In 2005 the American Academy of Pediatrics issued a policy statement addressing the question of how to respond to parents who refuse to allow their children to be vaccinated. The document focused on how pediatricians ought to deal with vaccine refusal (with reason) and recommended that we do our best to educate parents about benefits and risks. Though there is a nod to the public health implications of immunization refusal, most of the attention is addressed to the medical needs of the child whose parents don’t want immunization. The policy, after a minor change in 2013, suggests that pediatricians should “endeavor not to discharge” patients whose parents refuse immunization.
Perhaps I am too heavily influenced by the beginning of my career, which was in public health, but I feel a strong commitment to the well-being of all the kids in the community and, even more strongly, to the health of all the children in my practice; not just the one I’m seeing right this minute. I know that doctor’s offices, like schools and shopping malls -- any place that children congregate -- pose an increased risk for disease transmission. It just seems unfair that one parent’s well-intended but perhaps not well-thought-out decision for her own child should add risk for the lives of other children I take care of. So, yes, I do have rules that apply to parents who refuse vaccination. But my rules differ a little bit from those of most pediatricians.
Personally, I draw the line at vaccines protecting against diseases that kids might catch from exposures in my office. If parents want to withhold protection from hepatitis B or cervical and oral cancer, I think it’s not so smart, but I’ll still care for their children because not even the friskiest teen is likely to transmit these diseases in my office. Measles? Whooping cough? These are another matter.
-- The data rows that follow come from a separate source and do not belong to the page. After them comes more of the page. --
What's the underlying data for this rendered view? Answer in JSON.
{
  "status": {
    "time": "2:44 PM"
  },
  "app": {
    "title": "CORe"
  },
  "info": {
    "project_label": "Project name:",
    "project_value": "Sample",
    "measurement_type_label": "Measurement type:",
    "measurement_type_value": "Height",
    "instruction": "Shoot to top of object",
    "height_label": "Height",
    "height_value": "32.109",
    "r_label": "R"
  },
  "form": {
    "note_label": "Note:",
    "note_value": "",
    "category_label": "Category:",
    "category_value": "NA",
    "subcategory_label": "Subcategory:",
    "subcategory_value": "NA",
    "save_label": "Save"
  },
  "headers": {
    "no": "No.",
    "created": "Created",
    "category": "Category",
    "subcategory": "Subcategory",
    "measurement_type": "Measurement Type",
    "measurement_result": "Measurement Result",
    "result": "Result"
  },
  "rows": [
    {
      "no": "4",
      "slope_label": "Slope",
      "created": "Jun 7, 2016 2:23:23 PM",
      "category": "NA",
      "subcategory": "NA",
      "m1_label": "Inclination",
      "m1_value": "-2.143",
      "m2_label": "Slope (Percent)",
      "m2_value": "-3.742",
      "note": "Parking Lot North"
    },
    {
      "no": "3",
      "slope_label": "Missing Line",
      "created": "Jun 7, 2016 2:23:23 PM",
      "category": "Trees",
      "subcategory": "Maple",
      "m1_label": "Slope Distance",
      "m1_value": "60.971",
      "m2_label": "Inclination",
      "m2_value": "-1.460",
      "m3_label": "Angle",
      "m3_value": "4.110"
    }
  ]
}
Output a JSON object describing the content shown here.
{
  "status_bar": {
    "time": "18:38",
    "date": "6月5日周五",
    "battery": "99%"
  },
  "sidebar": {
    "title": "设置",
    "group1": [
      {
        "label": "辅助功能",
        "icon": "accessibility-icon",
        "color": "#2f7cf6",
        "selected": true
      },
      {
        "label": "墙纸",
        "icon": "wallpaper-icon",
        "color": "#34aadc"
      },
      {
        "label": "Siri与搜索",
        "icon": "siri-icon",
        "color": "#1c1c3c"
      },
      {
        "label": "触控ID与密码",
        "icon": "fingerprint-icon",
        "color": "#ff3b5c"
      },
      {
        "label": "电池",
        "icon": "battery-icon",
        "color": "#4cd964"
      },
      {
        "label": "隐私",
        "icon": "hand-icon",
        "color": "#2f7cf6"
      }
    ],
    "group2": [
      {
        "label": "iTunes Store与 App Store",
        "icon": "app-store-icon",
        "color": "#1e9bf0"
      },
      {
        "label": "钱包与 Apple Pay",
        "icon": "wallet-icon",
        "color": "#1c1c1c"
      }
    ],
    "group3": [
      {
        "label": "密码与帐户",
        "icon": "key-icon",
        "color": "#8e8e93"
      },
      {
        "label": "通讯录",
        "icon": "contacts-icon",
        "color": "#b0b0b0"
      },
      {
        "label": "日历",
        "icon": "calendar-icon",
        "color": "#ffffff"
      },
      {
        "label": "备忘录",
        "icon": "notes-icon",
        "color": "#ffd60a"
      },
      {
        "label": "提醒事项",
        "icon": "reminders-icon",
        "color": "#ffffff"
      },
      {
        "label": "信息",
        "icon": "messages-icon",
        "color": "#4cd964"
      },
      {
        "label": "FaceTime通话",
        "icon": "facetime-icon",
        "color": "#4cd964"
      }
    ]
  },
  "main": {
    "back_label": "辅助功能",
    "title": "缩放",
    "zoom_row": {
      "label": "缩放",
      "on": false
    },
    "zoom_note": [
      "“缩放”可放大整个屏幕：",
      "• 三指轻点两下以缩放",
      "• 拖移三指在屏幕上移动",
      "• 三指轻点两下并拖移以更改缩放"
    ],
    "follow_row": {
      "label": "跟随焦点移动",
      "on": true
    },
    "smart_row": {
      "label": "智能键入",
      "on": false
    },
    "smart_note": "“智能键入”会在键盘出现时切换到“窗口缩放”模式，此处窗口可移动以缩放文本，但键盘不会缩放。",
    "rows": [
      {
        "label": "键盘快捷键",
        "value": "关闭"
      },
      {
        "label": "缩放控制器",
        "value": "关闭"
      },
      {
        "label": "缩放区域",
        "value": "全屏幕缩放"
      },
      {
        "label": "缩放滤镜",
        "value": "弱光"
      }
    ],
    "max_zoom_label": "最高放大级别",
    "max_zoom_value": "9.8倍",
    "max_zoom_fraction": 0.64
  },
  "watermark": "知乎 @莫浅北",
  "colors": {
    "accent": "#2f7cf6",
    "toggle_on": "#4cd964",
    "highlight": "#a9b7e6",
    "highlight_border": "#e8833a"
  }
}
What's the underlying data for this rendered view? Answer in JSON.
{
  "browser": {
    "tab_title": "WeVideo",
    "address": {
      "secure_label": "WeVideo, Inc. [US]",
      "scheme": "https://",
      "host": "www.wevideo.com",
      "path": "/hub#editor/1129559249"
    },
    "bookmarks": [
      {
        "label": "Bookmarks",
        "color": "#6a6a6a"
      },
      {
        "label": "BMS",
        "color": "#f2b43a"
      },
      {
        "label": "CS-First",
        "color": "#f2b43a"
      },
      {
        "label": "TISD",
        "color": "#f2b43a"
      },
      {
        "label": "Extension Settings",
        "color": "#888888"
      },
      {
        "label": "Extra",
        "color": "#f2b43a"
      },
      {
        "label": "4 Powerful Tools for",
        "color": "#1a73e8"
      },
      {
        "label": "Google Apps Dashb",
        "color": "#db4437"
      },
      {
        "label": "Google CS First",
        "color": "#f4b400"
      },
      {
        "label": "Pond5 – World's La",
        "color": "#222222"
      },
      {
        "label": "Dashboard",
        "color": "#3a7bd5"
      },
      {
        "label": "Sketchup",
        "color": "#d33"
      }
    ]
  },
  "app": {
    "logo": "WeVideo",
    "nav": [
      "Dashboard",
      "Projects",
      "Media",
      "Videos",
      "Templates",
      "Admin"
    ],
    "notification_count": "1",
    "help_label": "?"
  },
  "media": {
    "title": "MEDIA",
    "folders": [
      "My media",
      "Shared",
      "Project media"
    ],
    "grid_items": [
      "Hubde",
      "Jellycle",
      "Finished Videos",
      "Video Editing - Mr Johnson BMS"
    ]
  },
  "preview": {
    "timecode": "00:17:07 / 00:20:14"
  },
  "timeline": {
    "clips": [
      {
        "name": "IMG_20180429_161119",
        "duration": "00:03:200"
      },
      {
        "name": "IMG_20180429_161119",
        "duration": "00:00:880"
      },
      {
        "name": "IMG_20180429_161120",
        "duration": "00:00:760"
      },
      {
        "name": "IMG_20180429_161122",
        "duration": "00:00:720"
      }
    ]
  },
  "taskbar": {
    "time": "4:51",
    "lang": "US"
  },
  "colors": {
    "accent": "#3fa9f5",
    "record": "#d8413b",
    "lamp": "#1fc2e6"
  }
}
My sense of responsibility to the health of the vast majority of kids coming to see me says “no.”
I didn’t come to this decision easily. After all, it’s the parents, not the children, who make the choice to avoid vaccines -- what is my responsibility to those kids? Maybe I’m deluding myself, but I sort of believe that my clear policy may be beneficial to them, too. It’s a statement of how important I think immunization is (and why I think so). It encourages families to think about responsibility to others in the community. And it sometimes provokes people to rethink the question. (I’ve had families who left my practice because of my policy, but later came back, perhaps in spite of it—or perhaps, finally, because of it.)
But I’m not entirely naïve. My decision is made easier because I’m lucky enough to live in a state, Connecticut, that is serious about requiring shots to attend school. In addition, there are plenty of fine practitioners around town, and the statistics suggest that if 30 percent of Connecticut’s pediatricians won’t see unimmunized kids, it must mean that 70 percent will take care of them. What would I do about vaccine-refusing families if I were the only doc around? That would be a hard one.
Sydney Spiesel is a pediatrician in Woodbridge, Conn., and clinical professor of pediatrics at Yale University's School of Medicine.